Étoile du marin

Loin de moi l’idée de me mêler du différend actuel en Nouvelle-Écosse entre pêcheurs autochtones et non autochtones. Pour avoir couvert la pêche comme journaliste, je sais d’avance que rien n’est simple, que chacun a, à la fois raison et tort, que les droits des uns semblent empiéter sur les droits des autres et que l’Histoire n’a pas grand-chose à voir là-dedans.

Ce que je voudrais évoquer plutôt, c’est le tollé devant l’utilisation par les pêcheurs non autochtones du drapeau acadien. Pourquoi ces cris d’effroi? Le drapeau acadien ne devrait-il servir que le 15 août? N’aurait-il sa place que devant nos maisons, sur notre perron et devant nos institutions? À l’abri de toute polémique? De toute laideur? Comme Notre-Dame de l’Assomption dans sa niche à l’église?

Bien sûr, l’image du drapeau levé par des pêcheurs en colère pour confronter leurs adversaires d’aujourd’hui va à l’encontre de notre belle image humaniste et idéale du peuple acadien lié pour toujours à ses frères autochtones. Hélas, il y a presque un demi-millénaire depuis l’amitié entre nos ancêtres de Port-Royal et Membertou et la seule chose qui nous en reste, c’est notre conscience de descendre directement de ces grands personnages de l’histoire. Et notre drapeau. Alors pourquoi ces pêcheurs acadiens ne le brandiraient-ils pas? Ce drapeau n’est-il pas le leur? Ne devrions-nous pas plutôt nous réjouir qu’en ce moment difficile, en 2020, ces pêcheurs affichent encore et toujours leur appartenance à l’Acadie?

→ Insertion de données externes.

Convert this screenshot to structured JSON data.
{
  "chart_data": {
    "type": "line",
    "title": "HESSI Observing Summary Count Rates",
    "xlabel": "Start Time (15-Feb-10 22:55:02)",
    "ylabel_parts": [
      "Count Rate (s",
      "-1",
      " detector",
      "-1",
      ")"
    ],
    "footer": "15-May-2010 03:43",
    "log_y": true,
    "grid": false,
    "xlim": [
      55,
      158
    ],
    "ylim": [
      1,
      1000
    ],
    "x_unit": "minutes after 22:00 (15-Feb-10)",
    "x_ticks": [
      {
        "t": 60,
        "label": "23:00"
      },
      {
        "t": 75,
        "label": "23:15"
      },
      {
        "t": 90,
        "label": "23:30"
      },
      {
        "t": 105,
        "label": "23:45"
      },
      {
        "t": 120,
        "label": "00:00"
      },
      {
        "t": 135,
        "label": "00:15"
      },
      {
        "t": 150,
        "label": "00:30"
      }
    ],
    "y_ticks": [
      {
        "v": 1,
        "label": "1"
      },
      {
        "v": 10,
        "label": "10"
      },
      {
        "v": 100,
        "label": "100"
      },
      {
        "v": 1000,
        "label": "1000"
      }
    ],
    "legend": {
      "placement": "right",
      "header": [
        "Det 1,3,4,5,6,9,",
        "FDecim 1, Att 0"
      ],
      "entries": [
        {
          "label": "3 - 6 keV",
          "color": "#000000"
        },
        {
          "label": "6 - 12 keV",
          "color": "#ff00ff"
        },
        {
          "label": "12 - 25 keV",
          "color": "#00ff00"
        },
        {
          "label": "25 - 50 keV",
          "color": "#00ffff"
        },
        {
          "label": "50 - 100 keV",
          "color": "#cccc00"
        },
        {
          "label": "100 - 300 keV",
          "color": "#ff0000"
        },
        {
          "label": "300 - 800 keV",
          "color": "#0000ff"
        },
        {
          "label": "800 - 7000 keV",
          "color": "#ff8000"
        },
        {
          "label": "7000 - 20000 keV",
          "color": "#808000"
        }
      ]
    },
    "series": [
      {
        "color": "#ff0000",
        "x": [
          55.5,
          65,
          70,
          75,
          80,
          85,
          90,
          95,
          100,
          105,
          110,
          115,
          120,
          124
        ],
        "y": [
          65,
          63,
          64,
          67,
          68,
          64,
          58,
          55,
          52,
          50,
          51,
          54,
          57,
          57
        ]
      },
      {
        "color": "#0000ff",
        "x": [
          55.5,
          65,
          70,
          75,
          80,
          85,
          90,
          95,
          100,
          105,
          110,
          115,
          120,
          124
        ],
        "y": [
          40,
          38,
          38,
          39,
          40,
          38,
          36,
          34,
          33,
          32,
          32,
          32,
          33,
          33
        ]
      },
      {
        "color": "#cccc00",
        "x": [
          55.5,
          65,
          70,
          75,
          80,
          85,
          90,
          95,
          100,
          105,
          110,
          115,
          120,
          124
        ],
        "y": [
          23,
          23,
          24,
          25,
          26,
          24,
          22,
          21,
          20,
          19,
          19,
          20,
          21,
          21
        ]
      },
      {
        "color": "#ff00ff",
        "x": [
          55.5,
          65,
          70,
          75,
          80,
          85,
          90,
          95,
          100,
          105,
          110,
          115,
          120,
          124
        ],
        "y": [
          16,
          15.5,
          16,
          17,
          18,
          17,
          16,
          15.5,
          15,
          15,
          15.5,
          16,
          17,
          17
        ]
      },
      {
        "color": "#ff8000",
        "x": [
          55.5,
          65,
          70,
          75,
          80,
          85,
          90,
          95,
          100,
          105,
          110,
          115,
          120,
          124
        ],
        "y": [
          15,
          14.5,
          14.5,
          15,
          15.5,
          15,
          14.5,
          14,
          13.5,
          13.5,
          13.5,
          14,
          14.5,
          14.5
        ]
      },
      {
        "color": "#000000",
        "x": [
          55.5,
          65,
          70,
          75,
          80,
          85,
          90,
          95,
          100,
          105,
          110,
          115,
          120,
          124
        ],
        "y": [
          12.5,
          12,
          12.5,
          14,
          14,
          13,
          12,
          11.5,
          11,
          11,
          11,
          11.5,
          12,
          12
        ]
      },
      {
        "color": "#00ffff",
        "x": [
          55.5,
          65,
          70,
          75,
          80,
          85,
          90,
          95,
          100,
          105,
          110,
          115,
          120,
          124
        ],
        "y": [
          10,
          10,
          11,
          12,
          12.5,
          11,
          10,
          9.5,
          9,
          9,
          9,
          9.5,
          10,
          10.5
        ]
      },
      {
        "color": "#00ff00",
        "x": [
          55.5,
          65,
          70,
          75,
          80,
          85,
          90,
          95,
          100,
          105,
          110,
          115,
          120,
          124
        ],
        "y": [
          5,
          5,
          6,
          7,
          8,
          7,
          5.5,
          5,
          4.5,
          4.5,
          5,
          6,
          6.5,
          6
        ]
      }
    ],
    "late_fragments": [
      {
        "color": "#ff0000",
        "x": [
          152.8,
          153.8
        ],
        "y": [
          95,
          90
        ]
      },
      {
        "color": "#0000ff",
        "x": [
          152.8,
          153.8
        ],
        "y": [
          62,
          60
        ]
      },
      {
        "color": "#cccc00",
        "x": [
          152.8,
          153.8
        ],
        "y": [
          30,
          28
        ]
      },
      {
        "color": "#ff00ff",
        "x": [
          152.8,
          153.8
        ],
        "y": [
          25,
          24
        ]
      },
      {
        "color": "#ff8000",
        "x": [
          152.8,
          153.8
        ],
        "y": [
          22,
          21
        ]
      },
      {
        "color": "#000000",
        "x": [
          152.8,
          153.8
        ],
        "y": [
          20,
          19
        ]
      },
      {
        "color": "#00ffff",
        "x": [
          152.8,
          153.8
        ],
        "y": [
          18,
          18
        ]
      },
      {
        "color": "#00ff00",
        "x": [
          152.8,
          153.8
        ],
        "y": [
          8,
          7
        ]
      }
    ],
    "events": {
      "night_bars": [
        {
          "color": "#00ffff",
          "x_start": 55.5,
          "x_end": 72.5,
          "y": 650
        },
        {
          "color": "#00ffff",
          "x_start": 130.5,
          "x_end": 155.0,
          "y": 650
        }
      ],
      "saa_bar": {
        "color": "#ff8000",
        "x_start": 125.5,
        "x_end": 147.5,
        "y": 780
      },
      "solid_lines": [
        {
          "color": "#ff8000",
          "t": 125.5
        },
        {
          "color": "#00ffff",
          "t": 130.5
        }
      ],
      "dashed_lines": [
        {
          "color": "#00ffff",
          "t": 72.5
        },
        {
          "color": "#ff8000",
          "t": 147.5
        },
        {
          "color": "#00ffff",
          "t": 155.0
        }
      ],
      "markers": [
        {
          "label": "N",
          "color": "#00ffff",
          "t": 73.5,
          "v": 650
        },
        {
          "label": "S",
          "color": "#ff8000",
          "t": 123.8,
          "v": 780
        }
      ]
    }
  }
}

Soyons TRÈS clairs: le conflit ne se règlera pas avec des insultes et avec un détestable racisme qui n’a de place nulle part, surtout pas chez nous qui avons tant souffert de discrimination. Mais n’allons pas non plus, du confort de nos salons, pointer du doigt ceux qui se débattent pour faire vivre une industrie dont nous ignorons presque tout et leur interdire, en plus, de dire qui ils sont.